EBRI (Employee Benefit Research Institute) just released it's 2015 study of the longest running national survey of retirement confidence on Tuesday. And, there's good news....well, sort of.

The 25th annual Retirement Confidence Survey said that 37% of workers are "very confident" about the ability to live a retirement on their own terms that's double the amount from 2013 and another 36% were "somewhat confident." Terrific.

Reality is however that little has changed in the way of underlying data to conclude that those dramatic rises in confidence are based on anything other than "hoping it to be true."

The data shows that 57% of workers have an aggregate value of less than $25,000 in savings and investment. That's frighteningly low.

So, how do we get to the dramatic rise in optimism? Well, frankly, it's a mere extrapolation of of data and you can pretty much pick the data you'd like to delude yourself into believing. If the price of homes in your neighborhood has shot up recently, simple, just assume that that meteoric rise continues. Even though it won't.

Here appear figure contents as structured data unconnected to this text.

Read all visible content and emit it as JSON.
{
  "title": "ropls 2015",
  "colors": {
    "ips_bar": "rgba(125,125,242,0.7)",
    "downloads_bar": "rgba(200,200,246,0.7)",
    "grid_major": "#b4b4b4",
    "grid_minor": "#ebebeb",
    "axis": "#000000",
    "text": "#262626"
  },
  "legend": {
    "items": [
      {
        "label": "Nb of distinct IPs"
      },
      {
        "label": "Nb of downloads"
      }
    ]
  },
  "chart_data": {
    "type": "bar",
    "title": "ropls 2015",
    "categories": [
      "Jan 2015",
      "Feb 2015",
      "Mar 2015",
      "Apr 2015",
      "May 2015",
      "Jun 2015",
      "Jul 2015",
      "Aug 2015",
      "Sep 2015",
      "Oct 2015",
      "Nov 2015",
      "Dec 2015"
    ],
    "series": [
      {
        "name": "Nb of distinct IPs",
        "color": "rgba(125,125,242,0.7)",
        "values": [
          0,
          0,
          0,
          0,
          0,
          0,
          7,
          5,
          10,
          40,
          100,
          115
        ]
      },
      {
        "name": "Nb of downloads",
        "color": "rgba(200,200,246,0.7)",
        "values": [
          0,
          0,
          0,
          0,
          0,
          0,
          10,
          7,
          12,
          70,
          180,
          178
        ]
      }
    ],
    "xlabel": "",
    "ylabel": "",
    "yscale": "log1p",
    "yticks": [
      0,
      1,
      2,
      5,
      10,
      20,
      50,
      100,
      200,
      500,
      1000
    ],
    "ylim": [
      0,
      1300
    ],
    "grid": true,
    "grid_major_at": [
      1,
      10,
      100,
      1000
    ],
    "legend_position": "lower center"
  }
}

Stock market up 32%? Let's assume that'll continue, even though it can't.

**Unfortunately, there's no substitute for answers. **

We can fool ourselves all we want, but in the final analysis, the joke's going to be on us.

I asked a potential Client the other day; "If I have $5,000,000, do I have enough money to retire on?" The answer was an enthusiastic, "absolutely!"

I followed it with the following: "If I have $5,000,000 and plan on spending $6,000,000 do I have enough to retire on?" The answer was, as you'd expect, of course not.

So it isn't about what you have. It never has been. The commercials about your "magic number" were at least partially accurate...there IS A NUMBER and IT ISN'T MAGIC.

In the parlance of wealth management, the question is, this.......

*"Does the net present value of all your projected future spending and taxes result in a number that is greater than or less than, the projected future value of your assets and income, adjusted for inflation and predicated on the fact in whole or in part that the returns on your assets will be random?"*

Complicated question. One which I can assure you with almost precision like certainty, only a handful of people "know" the answer to.

Of this we can be sure;

- having "things" like a 401k and an IRA are nice, they're retirement assets but they don't assure you of anything
- having more than the $25,000 than the typical EBRI survey respondent is also nice, but that doesn't assure you of anything other than your retirement will likely be better than theirs and yet fall way short of your ideal
- having a lot more than the typical EBRI respondent assures you of nothing, other than you'll have a retirement better than them and the guy or gal next to them and the one, after that and the one after that.

But if you're all still falling short, who's the winner.

Quick recommendation here....get the math done. Not some math, not sorta math, your math.

It's your retirement, you own the outcome.